Microsoft yesterday suffered a major outage across its cloud services, including Exchange, Outlook, Teams, and OneDrive. The outage affected thousands of users around the world, who reported problems accessing their email accounts and other productivity tools.
According to Microsoft's status page, the outage started around 10:00 AM ET on Monday, June 5th, and lasted for several hours. The company said that it was caused by a network issue that impacted multiple Microsoft 365 services. Microsoft said that it reverted an update that was applied to its services and that it restored normal functionality for most users by 2:00 PM ET.
“We've confirmed that service availability has returned to healthy levels. We'll continue to monitor service health while we analyze system logs to determine the cause of the problem. More details under MO572252 in the admin center.”
However, the outage was not completely resolved, as Microsoft reported another issue with Outlook on the web around 4:15 PM ET. The company said that it was investigating the cause of the problem and that it was implementing changes to improve the user experience. As of 6:30 PM ET, some users were still experiencing issues with Outlook on the web.

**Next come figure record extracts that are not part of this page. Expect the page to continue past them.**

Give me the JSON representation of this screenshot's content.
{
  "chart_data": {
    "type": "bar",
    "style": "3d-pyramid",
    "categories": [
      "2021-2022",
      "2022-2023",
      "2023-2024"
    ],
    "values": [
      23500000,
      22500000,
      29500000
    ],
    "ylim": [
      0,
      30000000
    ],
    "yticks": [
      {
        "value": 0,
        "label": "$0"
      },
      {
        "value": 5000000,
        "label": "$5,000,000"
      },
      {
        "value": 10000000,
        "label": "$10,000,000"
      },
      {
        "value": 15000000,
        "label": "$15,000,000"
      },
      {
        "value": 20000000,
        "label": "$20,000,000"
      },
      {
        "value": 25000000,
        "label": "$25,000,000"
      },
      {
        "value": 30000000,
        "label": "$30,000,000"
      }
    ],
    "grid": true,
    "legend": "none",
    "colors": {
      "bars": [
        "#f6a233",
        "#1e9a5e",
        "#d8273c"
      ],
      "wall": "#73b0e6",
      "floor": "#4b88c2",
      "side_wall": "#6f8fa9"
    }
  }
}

At the time of writing, the Microsoft 365 Status Twitter account was back to confirm the problem was back for some users and a further investigation was underway:
We've identified that the impact has started again, and we're applying further mitigation. Telemetry indicates a reduction in impact relative to earlier iterations due to previously applied mitigations. Further details about the workstreams are in the admin center via MO572252.
— Microsoft 365 Status (@MSFT365Status) June 6, 2023
The outage has been one of the worst for Microsoft this year, as it affected several core services that are widely used by businesses and individuals. Microsoft has faced at least three outages since the beginning of the year, raising questions about the reliability and security of its cloud platform. Microsoft has apologized for the inconvenience caused by the outage and said that it is working to prevent such incidents from happening again in the future.
Recent Outage with Microsoft Azure DevOps
Yesterday we reported on a code upgrade gone wrong caused a major outage for Microsoft Azure DevOps in the South Brazil Region on May 24. The outage lasted for more than 10 hours and affected 17 production databases.
According to Eric Mattingly, Microsoft's principal software engineering manager, the culprit was a typo bug in a snapshot deletion job. The bug made the job delete the entire Azure SQL Server instead of just one Azure SQL Database. “This also deleted all seventeen production databases for the scale unit”, Mattingly wrote in a post-mortem article. No Data Loss, But Slow Recovery
Microsoft assured that no data was lost during the incident, but the recovery process was lengthy and complicated. Customers could not restore their own Azure SQL Servers, so they had to wait for the Azure SQL team to intervene. This took about an hour. Moreover, backup redundancy issues and web server problems delayed the recovery further.